2025-04-25 –, Helium3
Collusion is a complex phenomenon in which companies secretly collaborate to engage in fraudulent practices. This talk presents an innovative methodology for detecting and predicting collusion patterns in different national markets using neural networks (NNs) and graph neural networks (GNNs). GNNs are particularly well suited to this task because they can exploit the inherent network structures present in collusion and many other economic problems. In Python, we use PyTorch and the Deep Graph Library (DGL) to develop and train models on individual market datasets from Japan, the United States, two regions in Switzerland, Italy, and Brazil, focusing on predicting collusion in single markets. In our empirical study, we show that GNNs outperform NNs in detecting complex collusive patterns. This research contributes to the ongoing discourse on preventing collusion and optimizing detection methodologies, providing valuable guidance on the use of NNs and GNNs in economic applications to enhance market fairness and economic welfare.

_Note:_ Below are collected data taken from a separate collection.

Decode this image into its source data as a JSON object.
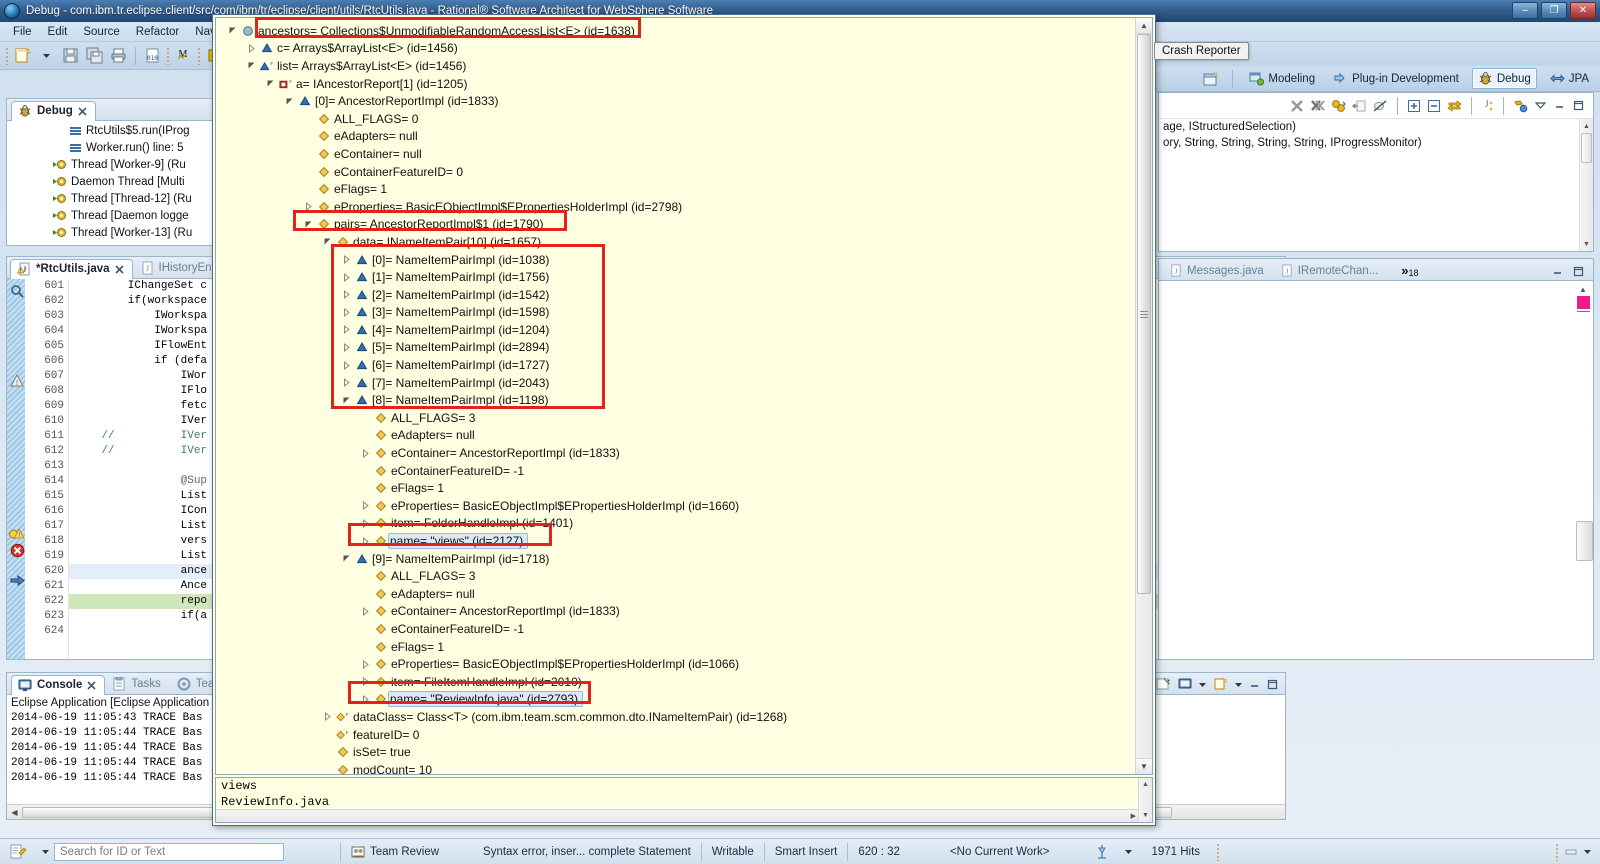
{
  "window": {
    "title": "Debug - com.ibm.tr.eclipse.client/src/com/ibm/tr/eclipse/client/utils/RtcUtils.java - Rational® Software Architect for WebSphere Software",
    "minimize_label": "–",
    "maximize_label": "❐",
    "close_label": "✕"
  },
  "menubar": {
    "items": [
      {
        "label": "File"
      },
      {
        "label": "Edit"
      },
      {
        "label": "Source"
      },
      {
        "label": "Refactor"
      },
      {
        "label": "Naviga"
      }
    ]
  },
  "toolbar": {
    "icons": [
      "new-wizard-icon",
      "new-dropdown-icon",
      "save-icon",
      "save-all-icon",
      "print-icon",
      "toggle-binary-icon",
      "modeling-icon",
      "resume-icon",
      "suspend-icon"
    ]
  },
  "perspective_bar": {
    "open_perspective_label": "",
    "items": [
      {
        "label": "Modeling",
        "icon": "modeling-perspective-icon",
        "active": false
      },
      {
        "label": "Plug-in Development",
        "icon": "plugin-perspective-icon",
        "active": false
      },
      {
        "label": "Debug",
        "icon": "debug-perspective-icon",
        "active": true
      },
      {
        "label": "JPA",
        "icon": "jpa-perspective-icon",
        "active": false
      }
    ]
  },
  "crash_reporter_tooltip": "Crash Reporter",
  "debug_view": {
    "tab_label": "Debug",
    "rows": [
      {
        "indent": 3,
        "icon": "stack-frame-icon",
        "label": "RtcUtils$5.run(IProg"
      },
      {
        "indent": 3,
        "icon": "stack-frame-icon",
        "label": "Worker.run() line: 5"
      },
      {
        "indent": 2,
        "icon": "thread-icon",
        "label": "Thread [Worker-9] (Ru"
      },
      {
        "indent": 2,
        "icon": "thread-icon",
        "label": "Daemon Thread [Multi"
      },
      {
        "indent": 2,
        "icon": "thread-icon",
        "label": "Thread [Thread-12] (Ru"
      },
      {
        "indent": 2,
        "icon": "thread-icon",
        "label": "Thread [Daemon logge"
      },
      {
        "indent": 2,
        "icon": "thread-icon",
        "label": "Thread [Worker-13] (Ru"
      }
    ]
  },
  "editor": {
    "tabs": [
      {
        "label": "*RtcUtils.java",
        "active": true,
        "icon": "java-warning-icon",
        "closeable": true
      },
      {
        "label": "IHistoryEnt...",
        "active": false,
        "icon": "java-icon",
        "closeable": false
      }
    ],
    "first_line_number": 601,
    "lines": [
      {
        "n": 601,
        "annot": "",
        "text": "        IChangeSet c",
        "marker": ""
      },
      {
        "n": 602,
        "annot": "",
        "text": "        if(workspace",
        "marker": ""
      },
      {
        "n": 603,
        "annot": "",
        "text": "            IWorkspa",
        "marker": ""
      },
      {
        "n": 604,
        "annot": "",
        "text": "            IWorkspa",
        "marker": ""
      },
      {
        "n": 605,
        "annot": "",
        "text": "            IFlowEnt",
        "marker": ""
      },
      {
        "n": 606,
        "annot": "",
        "text": "            if (defa",
        "marker": ""
      },
      {
        "n": 607,
        "annot": "warning-icon",
        "text": "                IWor",
        "marker": ""
      },
      {
        "n": 608,
        "annot": "",
        "text": "                IFlo",
        "marker": ""
      },
      {
        "n": 609,
        "annot": "",
        "text": "                fetc",
        "marker": ""
      },
      {
        "n": 610,
        "annot": "",
        "text": "                IVer",
        "marker": ""
      },
      {
        "n": 611,
        "annot": "",
        "text": "    //          IVer",
        "marker": "comment"
      },
      {
        "n": 612,
        "annot": "",
        "text": "    //          IVer",
        "marker": "comment"
      },
      {
        "n": 613,
        "annot": "",
        "text": "",
        "marker": ""
      },
      {
        "n": 614,
        "annot": "",
        "text": "                @Sup",
        "marker": "annotation"
      },
      {
        "n": 615,
        "annot": "",
        "text": "                List",
        "marker": ""
      },
      {
        "n": 616,
        "annot": "",
        "text": "                ICon",
        "marker": ""
      },
      {
        "n": 617,
        "annot": "",
        "text": "                List",
        "marker": ""
      },
      {
        "n": 618,
        "annot": "",
        "text": "                vers",
        "marker": ""
      },
      {
        "n": 619,
        "annot": "quickfix-warning-icon",
        "text": "                List",
        "marker": ""
      },
      {
        "n": 620,
        "annot": "error-icon",
        "text": "                ance",
        "marker": "selected"
      },
      {
        "n": 621,
        "annot": "",
        "text": "                Ance",
        "marker": ""
      },
      {
        "n": 622,
        "annot": "current-instruction-icon",
        "text": "                repo",
        "marker": "executing"
      },
      {
        "n": 623,
        "annot": "",
        "text": "                if(a",
        "marker": ""
      },
      {
        "n": 624,
        "annot": "",
        "text": "",
        "marker": ""
      }
    ]
  },
  "right_editor": {
    "lines": [
      "age, IStructuredSelection)",
      "ory, String, String, String, String, IProgressMonitor)"
    ],
    "toolbar_icons": [
      "remove-terminated-icon",
      "remove-all-icon",
      "preferences-icon",
      "export-icon",
      "disabled-breakpoint-icon",
      "expand-all-icon",
      "collapse-all-icon",
      "link-editor-icon",
      "sort-icon",
      "breakpoint-icon",
      "view-menu-icon",
      "minimize-icon",
      "maximize-icon"
    ],
    "tabs": [
      {
        "label": "Messages.java",
        "active": false,
        "icon": "java-icon"
      },
      {
        "label": "IRemoteChan...",
        "active": false,
        "icon": "java-icon"
      }
    ],
    "overflow_count": "18",
    "overflow_symbol": "»"
  },
  "console_view": {
    "tabs": [
      {
        "label": "Console",
        "active": true,
        "icon": "console-icon"
      },
      {
        "label": "Tasks",
        "active": false,
        "icon": "tasks-icon"
      },
      {
        "label": "Team",
        "active": false,
        "icon": "team-icon"
      }
    ],
    "header": "Eclipse Application [Eclipse Application",
    "lines": [
      "2014-06-19 11:05:43 TRACE Bas",
      "2014-06-19 11:05:44 TRACE Bas",
      "2014-06-19 11:05:44 TRACE Bas",
      "2014-06-19 11:05:44 TRACE Bas",
      "2014-06-19 11:05:44 TRACE Bas"
    ],
    "toolbar_icons": [
      "terminate-icon",
      "remove-launch-icon",
      "remove-all-launches-icon",
      "clear-console-icon",
      "lock-scroll-icon",
      "show-console-icon",
      "show-on-error-icon",
      "open-console-icon",
      "display-selected-console-icon",
      "new-console-view-icon",
      "minimize-icon",
      "maximize-icon"
    ]
  },
  "inspect_dialog": {
    "detail_lines": [
      "views",
      "ReviewInfo.java"
    ],
    "tree": [
      {
        "indent": 0,
        "arrow": "expanded",
        "icon": "object-icon",
        "label": "ancestors= Collections$UnmodifiableRandomAccessList<E>  (id=1638)",
        "highlighted": true
      },
      {
        "indent": 1,
        "arrow": "collapsed",
        "icon": "field-blue-icon",
        "label": "c= Arrays$ArrayList<E>  (id=1456)"
      },
      {
        "indent": 1,
        "arrow": "expanded",
        "icon": "field-blue-f-icon",
        "label": "list= Arrays$ArrayList<E>  (id=1456)"
      },
      {
        "indent": 2,
        "arrow": "expanded",
        "icon": "field-red-f-icon",
        "label": "a= IAncestorReport[1]  (id=1205)"
      },
      {
        "indent": 3,
        "arrow": "expanded",
        "icon": "field-blue-icon",
        "label": "[0]= AncestorReportImpl  (id=1833)"
      },
      {
        "indent": 4,
        "arrow": "none",
        "icon": "field-yellow-icon",
        "label": "ALL_FLAGS= 0"
      },
      {
        "indent": 4,
        "arrow": "none",
        "icon": "field-yellow-icon",
        "label": "eAdapters= null"
      },
      {
        "indent": 4,
        "arrow": "none",
        "icon": "field-yellow-icon",
        "label": "eContainer= null"
      },
      {
        "indent": 4,
        "arrow": "none",
        "icon": "field-yellow-icon",
        "label": "eContainerFeatureID= 0"
      },
      {
        "indent": 4,
        "arrow": "none",
        "icon": "field-yellow-icon",
        "label": "eFlags= 1"
      },
      {
        "indent": 4,
        "arrow": "collapsed",
        "icon": "field-yellow-icon",
        "label": "eProperties= BasicEObjectImpl$EPropertiesHolderImpl  (id=2798)"
      },
      {
        "indent": 4,
        "arrow": "expanded",
        "icon": "field-yellow-icon",
        "label": "pairs= AncestorReportImpl$1  (id=1790)",
        "highlighted": true
      },
      {
        "indent": 5,
        "arrow": "expanded",
        "icon": "field-yellow-icon",
        "label": "data= INameItemPair[10]  (id=1657)"
      },
      {
        "indent": 6,
        "arrow": "collapsed",
        "icon": "field-blue-icon",
        "label": "[0]= NameItemPairImpl  (id=1038)"
      },
      {
        "indent": 6,
        "arrow": "collapsed",
        "icon": "field-blue-icon",
        "label": "[1]= NameItemPairImpl  (id=1756)"
      },
      {
        "indent": 6,
        "arrow": "collapsed",
        "icon": "field-blue-icon",
        "label": "[2]= NameItemPairImpl  (id=1542)"
      },
      {
        "indent": 6,
        "arrow": "collapsed",
        "icon": "field-blue-icon",
        "label": "[3]= NameItemPairImpl  (id=1598)"
      },
      {
        "indent": 6,
        "arrow": "collapsed",
        "icon": "field-blue-icon",
        "label": "[4]= NameItemPairImpl  (id=1204)"
      },
      {
        "indent": 6,
        "arrow": "collapsed",
        "icon": "field-blue-icon",
        "label": "[5]= NameItemPairImpl  (id=2894)"
      },
      {
        "indent": 6,
        "arrow": "collapsed",
        "icon": "field-blue-icon",
        "label": "[6]= NameItemPairImpl  (id=1727)"
      },
      {
        "indent": 6,
        "arrow": "collapsed",
        "icon": "field-blue-icon",
        "label": "[7]= NameItemPairImpl  (id=2043)"
      },
      {
        "indent": 6,
        "arrow": "expanded",
        "icon": "field-blue-icon",
        "label": "[8]= NameItemPairImpl  (id=1198)"
      },
      {
        "indent": 7,
        "arrow": "none",
        "icon": "field-yellow-icon",
        "label": "ALL_FLAGS= 3"
      },
      {
        "indent": 7,
        "arrow": "none",
        "icon": "field-yellow-icon",
        "label": "eAdapters= null"
      },
      {
        "indent": 7,
        "arrow": "collapsed",
        "icon": "field-yellow-icon",
        "label": "eContainer= AncestorReportImpl  (id=1833)"
      },
      {
        "indent": 7,
        "arrow": "none",
        "icon": "field-yellow-icon",
        "label": "eContainerFeatureID= -1"
      },
      {
        "indent": 7,
        "arrow": "none",
        "icon": "field-yellow-icon",
        "label": "eFlags= 1"
      },
      {
        "indent": 7,
        "arrow": "collapsed",
        "icon": "field-yellow-icon",
        "label": "eProperties= BasicEObjectImpl$EPropertiesHolderImpl  (id=1660)"
      },
      {
        "indent": 7,
        "arrow": "collapsed",
        "icon": "field-yellow-icon",
        "label": "item= FolderHandleImpl  (id=1401)"
      },
      {
        "indent": 7,
        "arrow": "collapsed",
        "icon": "field-yellow-icon",
        "label": "name= \"views\" (id=2127)",
        "selected": true,
        "highlighted": true
      },
      {
        "indent": 6,
        "arrow": "expanded",
        "icon": "field-blue-icon",
        "label": "[9]= NameItemPairImpl  (id=1718)"
      },
      {
        "indent": 7,
        "arrow": "none",
        "icon": "field-yellow-icon",
        "label": "ALL_FLAGS= 3"
      },
      {
        "indent": 7,
        "arrow": "none",
        "icon": "field-yellow-icon",
        "label": "eAdapters= null"
      },
      {
        "indent": 7,
        "arrow": "collapsed",
        "icon": "field-yellow-icon",
        "label": "eContainer= AncestorReportImpl  (id=1833)"
      },
      {
        "indent": 7,
        "arrow": "none",
        "icon": "field-yellow-icon",
        "label": "eContainerFeatureID= -1"
      },
      {
        "indent": 7,
        "arrow": "none",
        "icon": "field-yellow-icon",
        "label": "eFlags= 1"
      },
      {
        "indent": 7,
        "arrow": "collapsed",
        "icon": "field-yellow-icon",
        "label": "eProperties= BasicEObjectImpl$EPropertiesHolderImpl  (id=1066)"
      },
      {
        "indent": 7,
        "arrow": "collapsed",
        "icon": "field-yellow-icon",
        "label": "item= FileItemHandleImpl  (id=2010)"
      },
      {
        "indent": 7,
        "arrow": "collapsed",
        "icon": "field-yellow-icon",
        "label": "name= \"ReviewInfo.java\" (id=2793)",
        "selected": true,
        "highlighted": true
      },
      {
        "indent": 5,
        "arrow": "collapsed",
        "icon": "field-yellow-f-icon",
        "label": "dataClass= Class<T> (com.ibm.team.scm.common.dto.INameItemPair) (id=1268)"
      },
      {
        "indent": 5,
        "arrow": "none",
        "icon": "field-yellow-f-icon",
        "label": "featureID= 0"
      },
      {
        "indent": 5,
        "arrow": "none",
        "icon": "field-yellow-icon",
        "label": "isSet= true"
      },
      {
        "indent": 5,
        "arrow": "none",
        "icon": "field-yellow-icon",
        "label": "modCount= 10"
      }
    ]
  },
  "statusbar": {
    "search_placeholder": "Search for ID or Text",
    "team_review_label": "Team Review",
    "syntax_message": "Syntax error, inser... complete Statement",
    "writable": "Writable",
    "insert_mode": "Smart Insert",
    "position": "620 : 32",
    "current_work": "<No Current Work>",
    "hits": "1971 Hits"
  },
  "colors": {
    "accent_blue": "#3d6f9e",
    "dialog_bg": "#ffffe1",
    "annotation_red": "#e2231a",
    "selection_blue": "#dbe8f7",
    "exec_line_green": "#cfe7b9"
  }
}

Collusion detection is a critical process for identifying instances in which entities, such as companies or individuals, secretly collaborate to engage in fraudulent practices, often characterized by agreements on prices, market shares, or tactics to avoid competition. GNNs explicitly allow the incorporation of network structures, which are prevalent in collusion and key to improving the detection rate. This talk tackles the challenge of detecting fraud patterns using GNNs and highlights how these models can effectively learn network structures inherent in bidding markets.
We propose a fraud detection algorithm that uses relational graph convolutional networks (R-GCNs) to analyze the inherent network structures in bidding data. R-GCNs have the ability to assign different weights to different types of edges. By using this extension of GNNs, different types of relationships between the bids can be combined to generate richer node embeddings, making them more effective at detecting collusive behavior among companies participating in bids and tenders. We develop and train these models using the PyTorch framework and the Deep Graph Library (DGL), applying them to datasets from Japan, the United States, Switzerland, Italy, and Brazil. Our empirical findings show that GNNs outperform traditional NNs in identifying complex collusive patterns, offering a new solution to this fraud problem.

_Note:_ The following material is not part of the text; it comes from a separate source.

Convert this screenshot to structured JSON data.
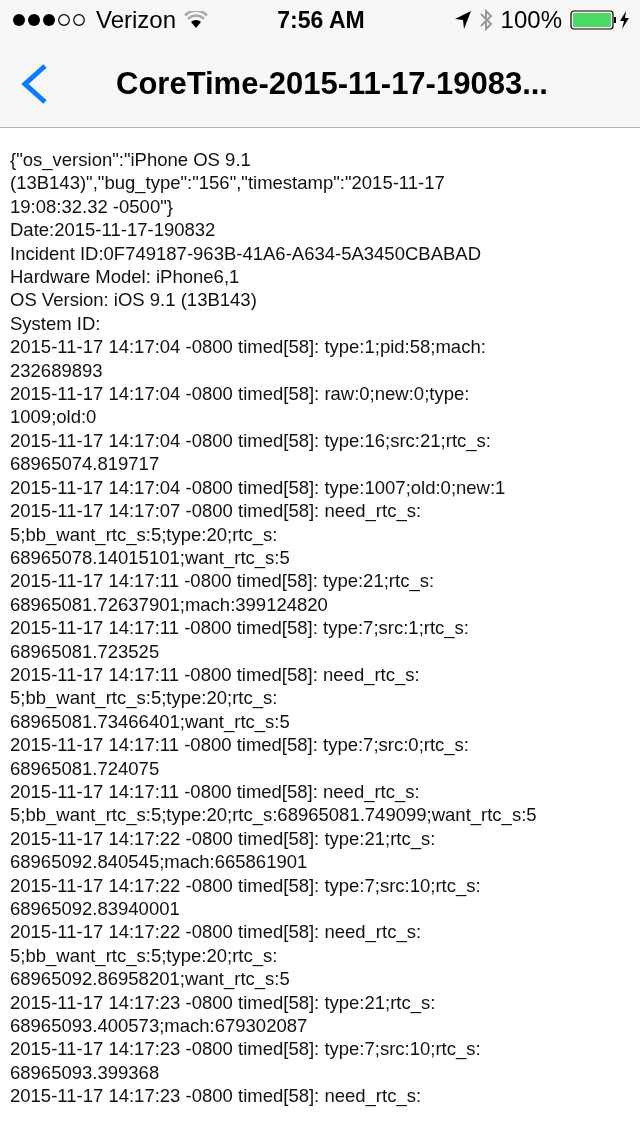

For data scientists, especially those working with network data, the detection of anomalous patterns in network structures is a critical challenge across different domains, e.g. financial fraud detection or social network analysis. Attendees will gain practical strategies for applying GNNs to classification tasks to detect patterns in network data and a deeper understanding of how graph embeddings can enhance fraud detection models.
Novice
Expected audience expertise: Python:Novice
I am a researcher and PhD candidate in Data Science and Economics at the Heinrich-Heine University Düsseldorf. My current research focuses on the application of machine learning and deep learning methods to economic problems.